Self-reported productivity. Engineers reliably report that AI tools save them time. That is worth knowing, but it is not a measurement. It is a sentiment. The correlation between self-reported time savings and actual cycle time is weaker than you would hope.

What I am trying to measure

Cycle time, by work type. Bug fix, small feature, larger feature, infrastructure, on-call. AI tooling helps with some of these much more than others. Aggregating across them washes out the signal.

Quality at the boundary. Defects found in code review and post-deploy issues, normalized for code change volume. If the tool is helping people ship faster, that should not come with a quality cost. If it does, the productivity gain is fake.

Support ticket triage time. This is one of the workflows I am most interested in. Engineering teams spend real time on support overflow. AI tooling that can do first-pass triage - pull relevant context, suggest a likely cause, route to the right owner - has the highest ROI in my experience, because the baseline is bad.

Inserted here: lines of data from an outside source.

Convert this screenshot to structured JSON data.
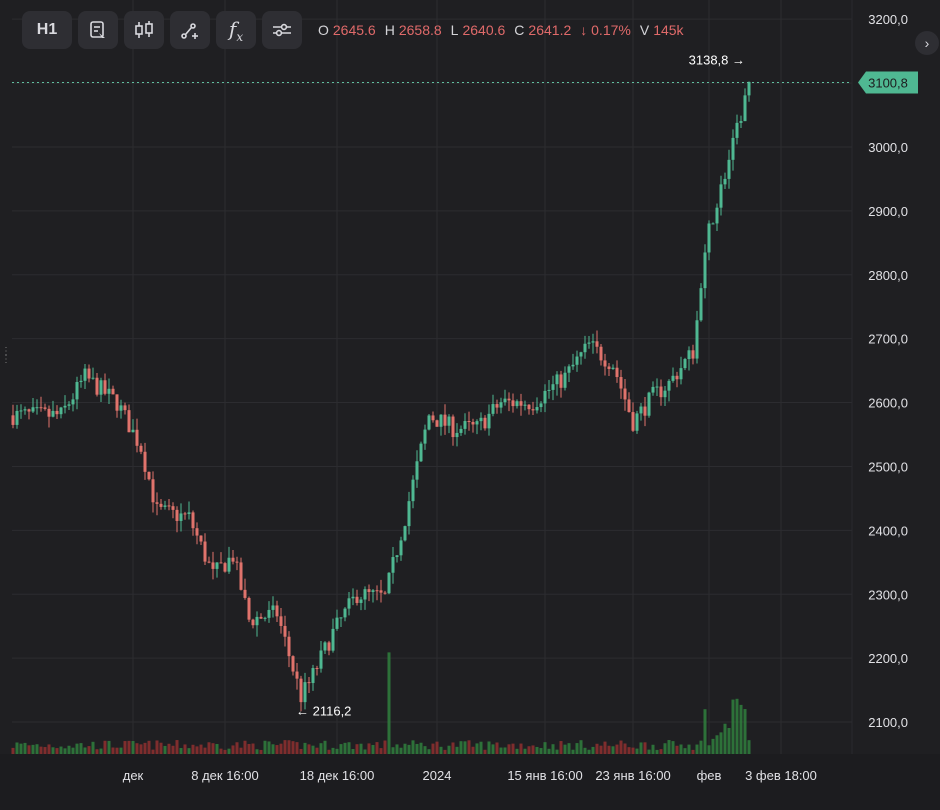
{
  "toolbar": {
    "interval_label": "H1",
    "buttons": [
      "notes-icon",
      "candles-icon",
      "draw-icon",
      "formula-icon",
      "settings-icon"
    ],
    "formula_glyph": "f"
  },
  "ohlc": {
    "open_key": "O",
    "open": "2645.6",
    "high_key": "H",
    "high": "2658.8",
    "low_key": "L",
    "low": "2640.6",
    "close_key": "C",
    "close": "2641.2",
    "change": "↓ 0.17%",
    "vol_key": "V",
    "vol": "145k"
  },
  "colors": {
    "up": "#4fb892",
    "down": "#e0736c",
    "bg": "#1f1f22",
    "grid": "#2c2c30",
    "price_line": "#5fc0a0",
    "vol_up": "#2f7a3c",
    "vol_down": "#8a2f2f"
  },
  "chart_data": {
    "type": "candlestick",
    "ylim": [
      2050,
      3230
    ],
    "y_ticks": [
      "3200,0",
      "3100,0",
      "3000,0",
      "2900,0",
      "2800,0",
      "2700,0",
      "2600,0",
      "2500,0",
      "2400,0",
      "2300,0",
      "2200,0",
      "2100,0"
    ],
    "y_tick_values": [
      3200,
      3100,
      3000,
      2900,
      2800,
      2700,
      2600,
      2500,
      2400,
      2300,
      2200,
      2100
    ],
    "x_ticks": [
      "дек",
      "8 дек 16:00",
      "18 дек 16:00",
      "2024",
      "15 янв 16:00",
      "23 янв 16:00",
      "фев",
      "3 фев 18:00"
    ],
    "x_tick_index": [
      30,
      53,
      81,
      106,
      133,
      155,
      174,
      192
    ],
    "current_price": "3100,8",
    "current_value": 3100.8,
    "max_label": "3138,8 →",
    "max_value": 3138.8,
    "min_label": "← 2116,2",
    "min_value": 2116.2,
    "anchors": [
      [
        0,
        2580
      ],
      [
        12,
        2580
      ],
      [
        18,
        2640
      ],
      [
        26,
        2600
      ],
      [
        32,
        2530
      ],
      [
        36,
        2430
      ],
      [
        44,
        2420
      ],
      [
        50,
        2330
      ],
      [
        55,
        2360
      ],
      [
        59,
        2260
      ],
      [
        66,
        2270
      ],
      [
        72,
        2140
      ],
      [
        74,
        2160
      ],
      [
        80,
        2240
      ],
      [
        86,
        2300
      ],
      [
        93,
        2295
      ],
      [
        98,
        2420
      ],
      [
        104,
        2580
      ],
      [
        110,
        2560
      ],
      [
        116,
        2560
      ],
      [
        122,
        2600
      ],
      [
        130,
        2600
      ],
      [
        138,
        2640
      ],
      [
        144,
        2690
      ],
      [
        150,
        2660
      ],
      [
        155,
        2570
      ],
      [
        160,
        2610
      ],
      [
        164,
        2630
      ],
      [
        170,
        2680
      ],
      [
        174,
        2870
      ],
      [
        180,
        3000
      ],
      [
        184,
        3100
      ]
    ],
    "n_candles": 185
  }
}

Engineer time spent on context-gathering. This is harder to measure directly, but proxies exist: how often engineers search wikis, how often they ping each other for runbook information, how often they end up reading the wrong document. The platform is meant to reduce this. I want to know whether it does.

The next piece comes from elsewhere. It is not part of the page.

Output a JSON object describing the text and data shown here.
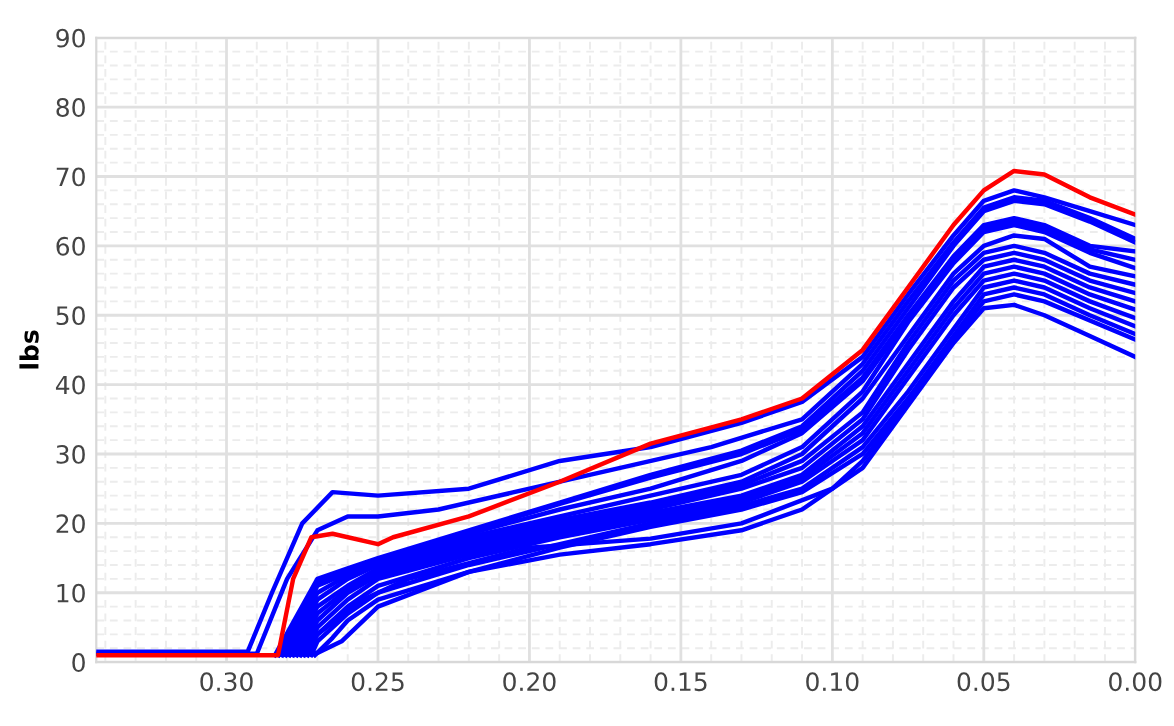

What I have learned so far

The platform has to earn the second use. It is easy to get engineers to try a new tool once. Getting them to use it on their actual third task of the day is the bar. If the answers are wrong, partial, or unclear about their sources, engineers stop trusting the tool.

Citations matter more than answer quality. A roughly correct answer with sources is more useful than a more correct answer without them, because engineers can verify and adjust. This shaped how I built the retrieval and response layer.

The hard part is the data, not the model. The biggest single factor in whether the platform is useful is whether the underlying documentation, ADRs, runbooks, and code comments are good. AI tooling makes good documentation more valuable and bad documentation more visible.

What I am not ready to claim yet

I would want at least two quarters of data before I put a multiplier number on this work. Most published numbers in this space were measured too early, in conditions that do not generalize. I would rather under-claim now and have a defensible number later than overclaim and have to walk it back.